Background: Overexpression of the hypoxia inducible factor 1 (HIF-1) and HIF-2 transcription factors and the consequent upregulation of hypoxia inducible mRNAs is a feature of many human cancers and may be unrelated to tissue hypoxia. Thus, the VHL (von Hippel-Lindau) tumour suppressor gene (TSG) regulates HIF-1 and HIF-2 expression in normoxia by targeting the α subunits for ubiquitination and proteolysis. Inactivation of the VHL TSG in VHL tumours and in sporadic clear cell renal cell carcinoma (RCC) results in overexpression of HIF-1 and HIF-2. However, RCC without VHL inactivation may demonstrate HIF upregulation, suggesting that VHL independent pathways for HIF activation also exist. In RCC, three candidate HIF activating genes exist—FIH-1 (factor inhibiting HIF), SDHB, and FH—which may be dependent or independent of VHL inactivation.

Aims: To investigate FIH-1, SDHB, and FH for somatic mutations in sporadic RCC.

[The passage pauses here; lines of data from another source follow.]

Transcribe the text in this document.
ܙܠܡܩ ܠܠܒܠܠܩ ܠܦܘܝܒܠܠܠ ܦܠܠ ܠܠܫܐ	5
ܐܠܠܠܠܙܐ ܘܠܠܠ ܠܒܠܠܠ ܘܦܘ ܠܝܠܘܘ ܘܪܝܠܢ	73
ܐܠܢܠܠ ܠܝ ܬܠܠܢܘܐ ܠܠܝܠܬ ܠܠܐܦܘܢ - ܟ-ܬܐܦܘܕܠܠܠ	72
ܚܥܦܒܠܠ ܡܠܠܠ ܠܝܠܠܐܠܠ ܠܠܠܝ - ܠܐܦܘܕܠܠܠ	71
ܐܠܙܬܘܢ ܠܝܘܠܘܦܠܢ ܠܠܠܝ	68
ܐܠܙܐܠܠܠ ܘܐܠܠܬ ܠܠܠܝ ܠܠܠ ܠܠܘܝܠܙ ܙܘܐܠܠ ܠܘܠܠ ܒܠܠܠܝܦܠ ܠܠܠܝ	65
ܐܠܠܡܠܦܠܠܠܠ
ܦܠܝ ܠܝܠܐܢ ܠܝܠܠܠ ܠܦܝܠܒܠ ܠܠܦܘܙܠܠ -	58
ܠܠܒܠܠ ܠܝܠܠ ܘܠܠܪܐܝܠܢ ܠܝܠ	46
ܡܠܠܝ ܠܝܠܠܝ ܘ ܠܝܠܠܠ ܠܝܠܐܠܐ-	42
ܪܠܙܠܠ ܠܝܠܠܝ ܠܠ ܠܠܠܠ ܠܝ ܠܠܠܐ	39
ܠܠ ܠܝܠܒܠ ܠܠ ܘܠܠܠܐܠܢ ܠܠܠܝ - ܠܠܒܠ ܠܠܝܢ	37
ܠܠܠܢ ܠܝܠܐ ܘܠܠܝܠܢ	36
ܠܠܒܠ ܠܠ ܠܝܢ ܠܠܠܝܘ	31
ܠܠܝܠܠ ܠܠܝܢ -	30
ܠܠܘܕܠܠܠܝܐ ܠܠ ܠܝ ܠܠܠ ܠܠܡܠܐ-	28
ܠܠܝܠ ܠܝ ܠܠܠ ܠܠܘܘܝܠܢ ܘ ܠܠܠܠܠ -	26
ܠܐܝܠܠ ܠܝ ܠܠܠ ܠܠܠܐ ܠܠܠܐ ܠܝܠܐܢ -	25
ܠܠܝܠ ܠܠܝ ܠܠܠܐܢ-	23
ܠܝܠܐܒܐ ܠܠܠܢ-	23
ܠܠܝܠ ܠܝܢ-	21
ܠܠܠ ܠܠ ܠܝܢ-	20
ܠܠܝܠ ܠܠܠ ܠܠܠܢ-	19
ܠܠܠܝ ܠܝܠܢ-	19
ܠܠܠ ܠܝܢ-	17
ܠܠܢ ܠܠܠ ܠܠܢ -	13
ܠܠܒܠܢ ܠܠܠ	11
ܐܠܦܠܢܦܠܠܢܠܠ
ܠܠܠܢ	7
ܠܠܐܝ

Methods: Gene mutation was analysed in primary RCCs (clear cell RCCs, papillary RCCs, and oncocytomas) and RCC cell lines. SDHB mutation analysis was performed by denaturing high performance liquid chromatography followed by direct sequencing of aberrant PCR products. FH and FIH-1 mutation analysis were performed by single stranded conformational polymorphism and direct sequencing of PCR products.

Results: No mutations were identified in the three genes investigated.

Conclusions: There was no evidence to suggest that somatic mutations occur in the FH, FIH-1, or SDHB TSGs in sporadic RCCs.

Footnotes

  • The first two authors contributed equally to this work.